Whites: With their second pick, the Whites select Peyton Manning from the University of Tennessee. Selected just as much for his endorsement power as his athletic ability. In addition to winning his 4th MVP title this year, and striding for his 2nd Super Bowl ring, you can't turn on the TV without seeing Peyton Manning.
Hispanics: With the #6 overall pick, the Hispanics select Eva Longoria from Wisteria Lane. In what has to be construed as a reactionary pick to the Carrie Underwood pick, the Hispanics give themselves a fine complement to Pujols, as everybody should be desperate for this desperate housewife.

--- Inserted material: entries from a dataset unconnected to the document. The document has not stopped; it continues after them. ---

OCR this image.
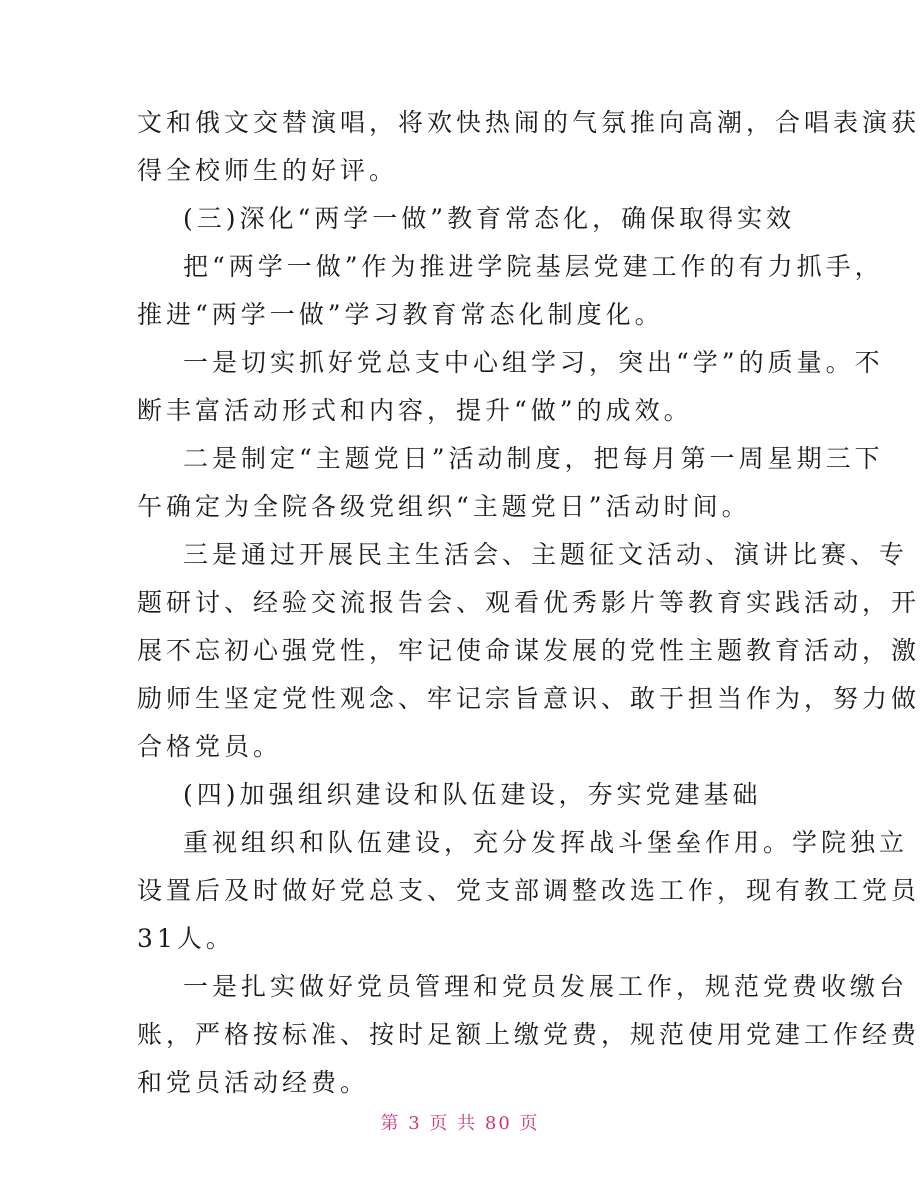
文和俄文交替演唱，将欢快热闹的气氛推向高潮，合唱表演获
得全校师生的好评。
(三)深化“两学一做”教育常态化，确保取得实效
把“两学一做”作为推进学院基层党建工作的有力抓手，
推进“两学一做”学习教育常态化制度化。
一是切实抓好党总支中心组学习，突出“学”的质量。不
断丰富活动形式和内容，提升“做”的成效。
二是制定“主题党日”活动制度，把每月第一周星期三下
午确定为全院各级党组织“主题党日”活动时间。
三是通过开展民主生活会、主题征文活动、演讲比赛、专
题研讨、经验交流报告会、观看优秀影片等教育实践活动，开
展不忘初心强党性，牢记使命谋发展的党性主题教育活动，激
励师生坚定党性观念、牢记宗旨意识、敢于担当作为，努力做
合格党员。
(四)加强组织建设和队伍建设，夯实党建基础
重视组织和队伍建设，充分发挥战斗堡垒作用。学院独立
设置后及时做好党总支、党支部调整改选工作，现有教工党员
31人。
一是扎实做好党员管理和党员发展工作，规范党费收缴台
账，严格按标准、按时足额上缴党费，规范使用党建工作经费
和党员活动经费。
第 3 页 共 80 页
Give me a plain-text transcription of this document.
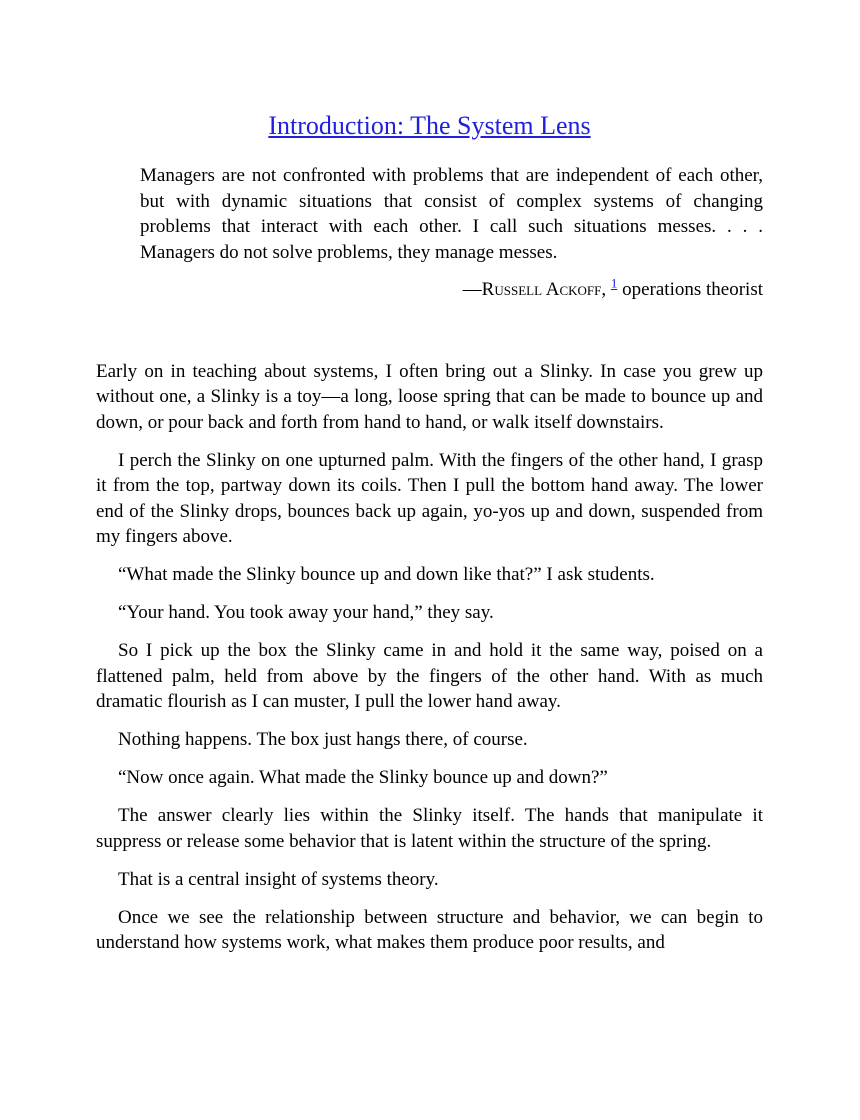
Introduction: The System Lens
Managers are not confronted with problems that are independent of each other, but with dynamic situations that consist of complex systems of changing problems that interact with each other. I call such situations messes. . . . Managers do not solve problems, they manage messes.

—Russell Ackoff, $^1$ operations theorist

Early on in teaching about systems, I often bring out a Slinky. In case you grew up without one, a Slinky is a toy—a long, loose spring that can be made to bounce up and down, or pour back and forth from hand to hand, or walk itself downstairs.

I perch the Slinky on one upturned palm. With the fingers of the other hand, I grasp it from the top, partway down its coils. Then I pull the bottom hand away. The lower end of the Slinky drops, bounces back up again, yo-yos up and down, suspended from my fingers above.

“What made the Slinky bounce up and down like that?” I ask students.

“Your hand. You took away your hand,” they say.

So I pick up the box the Slinky came in and hold it the same way, poised on a flattened palm, held from above by the fingers of the other hand. With as much dramatic flourish as I can muster, I pull the lower hand away.

Nothing happens. The box just hangs there, of course.

“Now once again. What made the Slinky bounce up and down?”

The answer clearly lies within the Slinky itself. The hands that manipulate it suppress or release some behavior that is latent within the structure of the spring.

That is a central insight of systems theory.

Once we see the relationship between structure and behavior, we can begin to understand how systems work, what makes them produce poor results, and
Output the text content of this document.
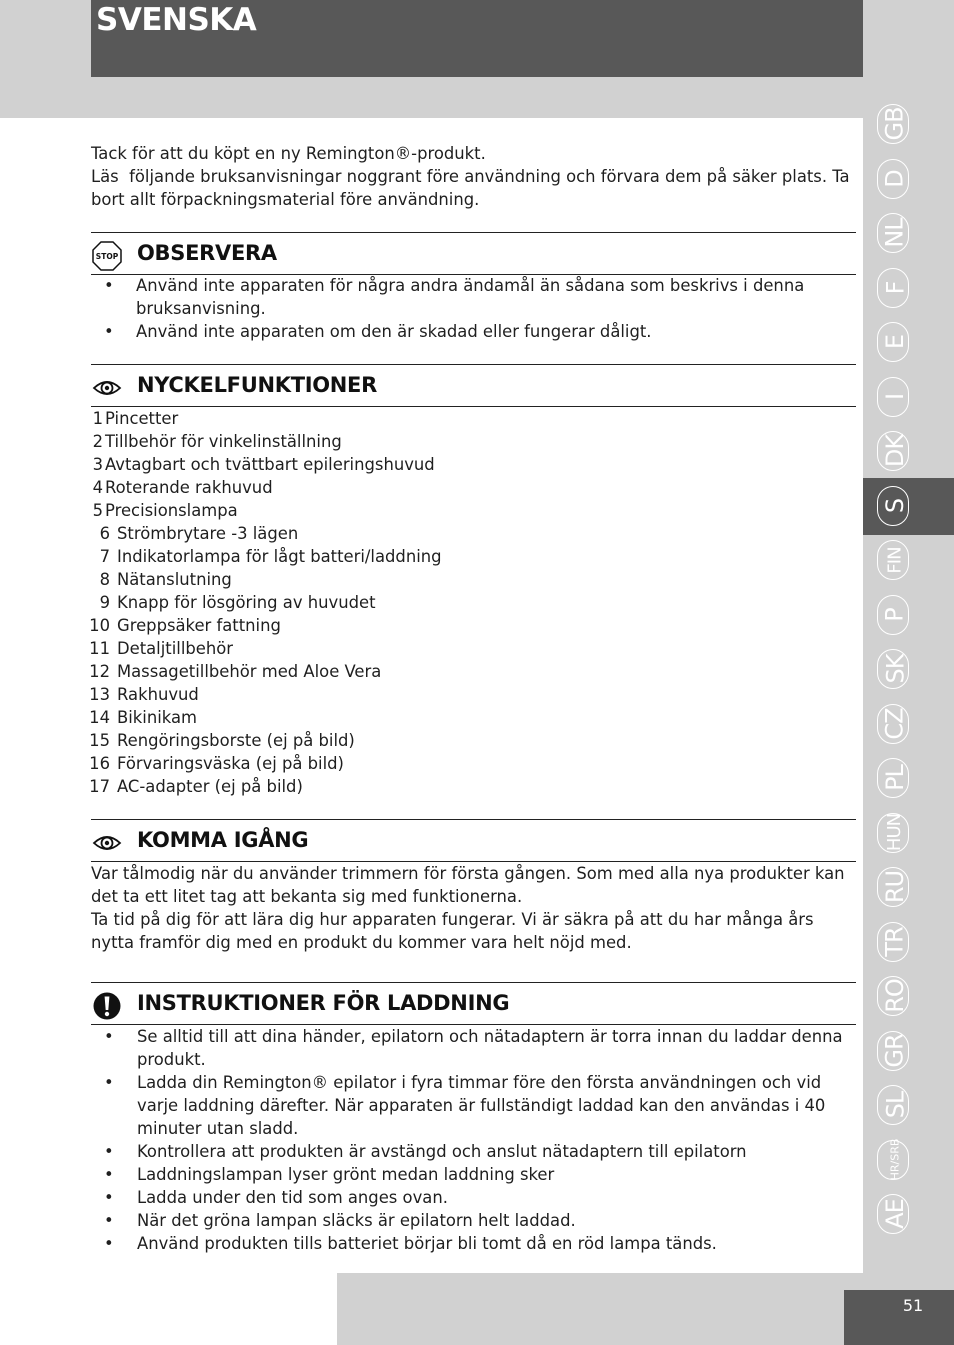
SVENSKA

Tack för att du köpt en ny Remington®-produkt.

Läs  följande bruksanvisningar noggrant före användning och förvara dem på säker plats. Ta

bort allt förpackningsmaterial före användning.

STOP OBSERVERA
• Använd inte apparaten för några andra ändamål än sådana som beskrivs i denna bruksanvisning.
• Använd inte apparaten om den är skadad eller fungerar dåligt.
NYCKELFUNKTIONER
1 Pincetter
2 Tillbehör för vinkelinställning
3 Avtagbart och tvättbart epileringshuvud
4 Roterande rakhuvud
5 Precisionslampa
6 Strömbrytare -3 lägen
7 Indikatorlampa för lågt batteri/laddning
8 Nätanslutning
9 Knapp för lösgöring av huvudet
10 Greppsäker fattning
11 Detaljtillbehör
12 Massagetillbehör med Aloe Vera
13 Rakhuvud
14 Bikinikam
15 Rengöringsborste (ej på bild)
16 Förvaringsväska (ej på bild)
17 AC-adapter (ej på bild)
KOMMA IGÅNG

Var tålmodig när du använder trimmern för första gången. Som med alla nya produkter kan det ta ett litet tag att bekanta sig med funktionerna.

Ta tid på dig för att lära dig hur apparaten fungerar. Vi är säkra på att du har många års nytta framför dig med en produkt du kommer vara helt nöjd med.

INSTRUKTIONER FÖR LADDNING
• Se alltid till att dina händer, epilatorn och nätadaptern är torra innan du laddar denna produkt.
• Ladda din Remington® epilator i fyra timmar före den första användningen och vid varje laddning därefter. När apparaten är fullständigt laddad kan den användas i 40 minuter utan sladd.
• Kontrollera att produkten är avstängd och anslut nätadaptern till epilatorn
• Laddningslampan lyser grönt medan laddning sker
• Ladda under den tid som anges ovan.
• När det gröna lampan släcks är epilatorn helt laddad.
• Använd produkten tills batteriet börjar bli tomt då en röd lampa tänds.
GB
D
NL
F
E
I
DK
S
FIN
P
SK
CZ
PL
HUN
RU
TR
RO
GR
SL
HR/SRB
AE
51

Blacks: The Blacks select Ed Alonzo (Denzel in Training Day) with their second round pick. On the surface this is an insane pick, but I actually think that it might be the steal of the draft, because King Kong ain't got SHIT ON HIM! If anyone dares oppose the blacks now, they run the risk of being nuked, or end up playing basketball in Pelican Bay. He'll frame you, he'll shoot a "friend" in the chest with a shotgun at point-blank range, Alonzo is a crazy mother fucker who has no rules and has allegiance to nobody but himself. The danger is that Alonzo is an explosive personality who is sure to cause conflict within his own team, and is almost sure to consider Obama a weak pussy, and will make his move for power and control of the team.
Asians: The Dalai Lama. In the hopes of landing the dynamic 1-2 punch of Lama-Carl Spackler (the greenskeeper in Caddyshack) the Asians hit the nail on the head with this pick, and are sure to yield the masses of people who seek "total consciousness" on their deathbeds.